Aku melangkah di samping Kael. “Jika pilihan adalah kelebihan, maka cinta adalah kesalahan menurutmu?”

Viseran bangkit. Pena-pena melayang mendekat padanya, seperti tombak yang menunggu aba-aba.

“Cinta adalah suara paling keras dalam sejarah. Tapi bukan yang paling benar.”

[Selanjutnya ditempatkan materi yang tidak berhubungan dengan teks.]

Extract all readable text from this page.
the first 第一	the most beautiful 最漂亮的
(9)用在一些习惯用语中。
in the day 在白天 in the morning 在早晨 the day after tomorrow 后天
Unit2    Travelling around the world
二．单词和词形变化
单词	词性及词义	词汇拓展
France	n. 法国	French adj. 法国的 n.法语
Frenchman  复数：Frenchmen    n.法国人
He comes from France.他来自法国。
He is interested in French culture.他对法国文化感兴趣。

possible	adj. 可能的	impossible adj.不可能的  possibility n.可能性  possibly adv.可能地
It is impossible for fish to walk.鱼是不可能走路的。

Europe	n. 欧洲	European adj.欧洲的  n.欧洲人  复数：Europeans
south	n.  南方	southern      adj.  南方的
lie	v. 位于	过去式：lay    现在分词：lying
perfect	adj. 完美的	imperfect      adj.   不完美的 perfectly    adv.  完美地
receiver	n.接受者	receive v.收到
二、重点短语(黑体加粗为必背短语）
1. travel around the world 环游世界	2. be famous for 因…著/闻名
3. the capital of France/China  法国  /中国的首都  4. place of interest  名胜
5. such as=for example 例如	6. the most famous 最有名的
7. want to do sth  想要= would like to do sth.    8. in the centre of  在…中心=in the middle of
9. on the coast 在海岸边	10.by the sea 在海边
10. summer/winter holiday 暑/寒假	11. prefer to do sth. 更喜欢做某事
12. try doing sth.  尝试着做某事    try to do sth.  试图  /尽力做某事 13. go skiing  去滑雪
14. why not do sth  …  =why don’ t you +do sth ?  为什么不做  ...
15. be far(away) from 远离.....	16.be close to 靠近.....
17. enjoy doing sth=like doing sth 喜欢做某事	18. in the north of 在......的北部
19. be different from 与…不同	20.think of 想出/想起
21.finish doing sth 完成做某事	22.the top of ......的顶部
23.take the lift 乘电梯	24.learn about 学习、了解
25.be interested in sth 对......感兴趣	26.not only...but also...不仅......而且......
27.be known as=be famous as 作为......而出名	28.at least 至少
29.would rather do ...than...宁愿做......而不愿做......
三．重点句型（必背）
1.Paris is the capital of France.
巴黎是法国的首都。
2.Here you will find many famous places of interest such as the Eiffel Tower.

“Bukan yang paling benar bagimu. Tapi bagi kami, cinta adalah alasan dunia ini belum selesai.” Kael meletakkan tangannya di dadaku. Detaknya tetap.

Viseran mengangkat satu jari. Langit perpustakaan berubah menjadi tinta. Pena-pena terangkat. Satu kalimat muncul di udara, dibentuk dari ribuan huruf menyala:

> "Detak Kael berakhir di halaman ini."

Kael berteriak, tubuhnya seperti ditarik ke dalam huruf-huruf itu.

Aku menjerit, menggenggamnya, tapi kekuatan itu terlalu kuat.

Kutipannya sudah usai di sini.